Flores was listed as a Trustee, but there was no mention of any change in the corporate officers or any mention of the CEO position at all.
And even if the document were to show what Manock claimed it did, ALJ Rosi noted that it would not be sufficient as a quorum vote by the board of trustees would not meet the legal requirements outlined in Omega’s constitution and bylaws for making a change in the CEO position.
Additionally, CDI counsel Teresa Campbell noted that a form filed with federal labor officials on May 20, 2019 – nearly a month after Omega’s counsel said Flores was removed as CEO – also listed Flores as Omega’s CEO.
With all signs pointing to the fact that Flores was and is CEO of Omega, ALJ Rosi ordered the defense to produce him for a second day of hearings to be held in early October.

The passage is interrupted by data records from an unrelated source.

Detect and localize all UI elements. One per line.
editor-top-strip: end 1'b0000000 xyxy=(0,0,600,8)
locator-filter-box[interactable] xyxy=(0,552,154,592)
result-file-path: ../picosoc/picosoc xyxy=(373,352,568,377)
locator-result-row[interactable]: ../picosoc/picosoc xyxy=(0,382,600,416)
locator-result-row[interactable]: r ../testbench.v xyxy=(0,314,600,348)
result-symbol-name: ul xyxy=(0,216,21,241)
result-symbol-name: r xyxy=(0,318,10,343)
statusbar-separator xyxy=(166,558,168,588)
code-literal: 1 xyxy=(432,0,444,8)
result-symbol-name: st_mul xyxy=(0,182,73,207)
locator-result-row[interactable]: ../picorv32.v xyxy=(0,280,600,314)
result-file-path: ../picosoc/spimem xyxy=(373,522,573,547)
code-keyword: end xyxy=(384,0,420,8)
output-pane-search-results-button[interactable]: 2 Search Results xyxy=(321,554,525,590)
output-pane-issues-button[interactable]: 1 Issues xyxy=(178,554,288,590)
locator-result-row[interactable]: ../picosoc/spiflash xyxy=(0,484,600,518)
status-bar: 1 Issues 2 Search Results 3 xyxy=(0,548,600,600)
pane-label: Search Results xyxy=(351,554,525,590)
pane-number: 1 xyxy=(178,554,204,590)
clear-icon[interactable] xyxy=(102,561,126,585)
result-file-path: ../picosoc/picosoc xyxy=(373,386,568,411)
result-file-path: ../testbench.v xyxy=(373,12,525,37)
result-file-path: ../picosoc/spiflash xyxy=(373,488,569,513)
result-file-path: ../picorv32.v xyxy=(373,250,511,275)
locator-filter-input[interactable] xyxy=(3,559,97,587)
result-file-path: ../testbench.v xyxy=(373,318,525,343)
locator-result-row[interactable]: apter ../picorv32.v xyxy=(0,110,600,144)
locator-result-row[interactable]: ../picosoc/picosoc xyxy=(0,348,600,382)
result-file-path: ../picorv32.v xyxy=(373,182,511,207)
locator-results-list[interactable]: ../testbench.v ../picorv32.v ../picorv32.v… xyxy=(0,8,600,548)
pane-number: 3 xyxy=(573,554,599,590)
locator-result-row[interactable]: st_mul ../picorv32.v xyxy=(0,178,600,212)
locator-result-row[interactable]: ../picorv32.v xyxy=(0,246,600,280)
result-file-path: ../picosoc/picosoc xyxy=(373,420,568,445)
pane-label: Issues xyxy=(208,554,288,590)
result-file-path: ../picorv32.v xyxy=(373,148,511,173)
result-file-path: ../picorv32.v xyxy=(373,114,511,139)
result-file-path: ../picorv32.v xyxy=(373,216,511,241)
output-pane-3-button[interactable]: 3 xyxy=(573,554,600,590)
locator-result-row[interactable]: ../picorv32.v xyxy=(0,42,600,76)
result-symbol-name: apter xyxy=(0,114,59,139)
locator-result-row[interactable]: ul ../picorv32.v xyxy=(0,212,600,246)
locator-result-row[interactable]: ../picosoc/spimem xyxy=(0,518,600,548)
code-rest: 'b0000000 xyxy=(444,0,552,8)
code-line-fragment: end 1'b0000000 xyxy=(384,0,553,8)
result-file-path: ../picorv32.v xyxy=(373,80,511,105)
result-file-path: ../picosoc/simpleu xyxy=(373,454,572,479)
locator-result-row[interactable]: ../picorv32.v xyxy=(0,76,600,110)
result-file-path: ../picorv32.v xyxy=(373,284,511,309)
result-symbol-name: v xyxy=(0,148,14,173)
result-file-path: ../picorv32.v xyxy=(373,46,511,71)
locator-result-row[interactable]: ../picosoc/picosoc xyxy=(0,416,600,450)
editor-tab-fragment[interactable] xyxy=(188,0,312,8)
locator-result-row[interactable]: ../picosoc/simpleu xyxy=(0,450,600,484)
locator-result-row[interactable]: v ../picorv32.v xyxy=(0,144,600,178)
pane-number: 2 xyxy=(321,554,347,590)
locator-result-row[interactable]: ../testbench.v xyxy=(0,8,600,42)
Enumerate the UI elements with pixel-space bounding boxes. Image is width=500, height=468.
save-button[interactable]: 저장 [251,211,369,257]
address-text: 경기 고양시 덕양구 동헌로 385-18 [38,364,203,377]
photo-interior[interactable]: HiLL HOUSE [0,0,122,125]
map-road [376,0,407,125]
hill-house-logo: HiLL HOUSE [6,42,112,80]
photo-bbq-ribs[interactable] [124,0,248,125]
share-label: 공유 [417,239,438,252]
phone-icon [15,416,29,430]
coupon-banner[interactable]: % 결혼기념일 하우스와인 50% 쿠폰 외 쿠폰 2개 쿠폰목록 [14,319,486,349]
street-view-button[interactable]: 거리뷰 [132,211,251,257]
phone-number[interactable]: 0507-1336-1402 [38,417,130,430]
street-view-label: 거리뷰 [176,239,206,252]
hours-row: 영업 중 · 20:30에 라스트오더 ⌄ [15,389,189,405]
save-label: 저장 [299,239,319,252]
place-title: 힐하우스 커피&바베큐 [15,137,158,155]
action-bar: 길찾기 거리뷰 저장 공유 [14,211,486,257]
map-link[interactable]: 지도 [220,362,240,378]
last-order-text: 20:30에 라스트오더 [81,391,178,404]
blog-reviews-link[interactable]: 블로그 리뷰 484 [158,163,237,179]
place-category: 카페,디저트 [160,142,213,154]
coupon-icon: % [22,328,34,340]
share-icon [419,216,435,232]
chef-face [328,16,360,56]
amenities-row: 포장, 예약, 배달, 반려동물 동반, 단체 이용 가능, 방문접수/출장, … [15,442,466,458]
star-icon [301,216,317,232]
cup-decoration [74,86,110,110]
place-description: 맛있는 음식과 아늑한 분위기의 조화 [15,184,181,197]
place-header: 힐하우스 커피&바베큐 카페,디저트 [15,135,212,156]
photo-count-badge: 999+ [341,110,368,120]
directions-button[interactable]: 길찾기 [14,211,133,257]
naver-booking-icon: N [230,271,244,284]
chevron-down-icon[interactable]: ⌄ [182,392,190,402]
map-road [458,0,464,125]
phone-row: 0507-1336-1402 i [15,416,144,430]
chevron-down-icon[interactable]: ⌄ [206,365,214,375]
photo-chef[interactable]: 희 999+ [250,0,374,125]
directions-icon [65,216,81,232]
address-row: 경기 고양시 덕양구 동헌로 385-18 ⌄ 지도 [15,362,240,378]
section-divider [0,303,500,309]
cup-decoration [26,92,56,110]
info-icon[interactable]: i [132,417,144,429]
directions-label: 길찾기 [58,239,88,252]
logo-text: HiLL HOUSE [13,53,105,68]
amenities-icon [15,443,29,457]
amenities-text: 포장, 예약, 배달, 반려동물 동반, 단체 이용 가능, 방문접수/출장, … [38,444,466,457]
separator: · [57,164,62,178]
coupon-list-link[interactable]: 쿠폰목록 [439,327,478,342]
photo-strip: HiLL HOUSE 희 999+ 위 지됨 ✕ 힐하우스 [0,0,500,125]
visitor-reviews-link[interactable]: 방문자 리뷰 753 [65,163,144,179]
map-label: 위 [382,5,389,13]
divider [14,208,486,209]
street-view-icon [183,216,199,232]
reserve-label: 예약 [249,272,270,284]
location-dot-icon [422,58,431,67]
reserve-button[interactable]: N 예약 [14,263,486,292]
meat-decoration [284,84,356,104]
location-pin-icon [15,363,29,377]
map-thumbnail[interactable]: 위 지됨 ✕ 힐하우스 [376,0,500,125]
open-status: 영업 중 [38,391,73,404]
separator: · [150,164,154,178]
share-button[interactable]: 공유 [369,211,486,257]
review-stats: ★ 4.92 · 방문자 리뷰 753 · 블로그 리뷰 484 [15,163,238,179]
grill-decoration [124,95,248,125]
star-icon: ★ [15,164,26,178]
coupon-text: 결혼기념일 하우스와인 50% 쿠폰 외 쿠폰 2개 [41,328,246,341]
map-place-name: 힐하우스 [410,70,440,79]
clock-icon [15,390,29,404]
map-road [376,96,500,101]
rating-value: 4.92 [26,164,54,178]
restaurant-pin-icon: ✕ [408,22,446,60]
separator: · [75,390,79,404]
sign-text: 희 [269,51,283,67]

“So my hope, and I can put this in the kind of hope that’s in subpoena form, my hope is that Mr. Flores is here [for the next hearing] as somebody who can speak to these collective bargaining agreement negotiations or at least to the signatures and how these things get signed because he, in fact, is the person on both of the collective bargaining agreements I have in front of me,” noted ALJ Rosi. “So, I’d like to see Mr. Flores here, and I’ll do what I have to do to get Mr. Flores here.”
It was originally expected that a single day of evidentiary hearings would be enough, but Mr. Flores’ absence made it impossible to conclude the proceedings in one day.
Beyond the sometimes-comical exchanges over Flores role at Omega, the hearing did produce some interesting revelations about Omega’s operations and how it conducts business. Of particular interest are the certs Omega issues to employers, including in some instances staffing companies.
The certs at first glance look like a typical ACORD Certificates of Liability Insurance, but a closer inspection reveals that they’ve been reformatted to remove any reference to insurance. Instead of an ACORD Certificates of Liability Insurance, Omega is issuing a “Certificate of Liability Coverage.” And where a typical cert lists Insurer A, Insurer B, and Insurer C, Omega’s certs list Issuer A, Issuer B, and Issuer C.
By their reaction, CDI officials appeared to have been unaware of the differences between Omega’s certs and a typical ACORD cert until the differences were pointed out during testimony.
Omega’s Gastelum says the changes were intentional and made in response to the state’s case against ALA. He noted that ALA was faulted for using a standard ACORD form for its program since in mentioned insurance, so Omega set out to create a new form without those references.
While on the stand, Gastelum also testified that Omega had signed agreements with 183 employers and the organization is currently providing coverage to around 6,000 workers. Gastelum says Omega, which took on the liabilities of ALA, has about $750,000 in its “claims trust” and typically has about $250,000 in other assets at any given time. He testified that Omega has applied for reinsurance but at this time does not have any.
Additional details should be forthcoming next month. That is if anyone shows up to testify.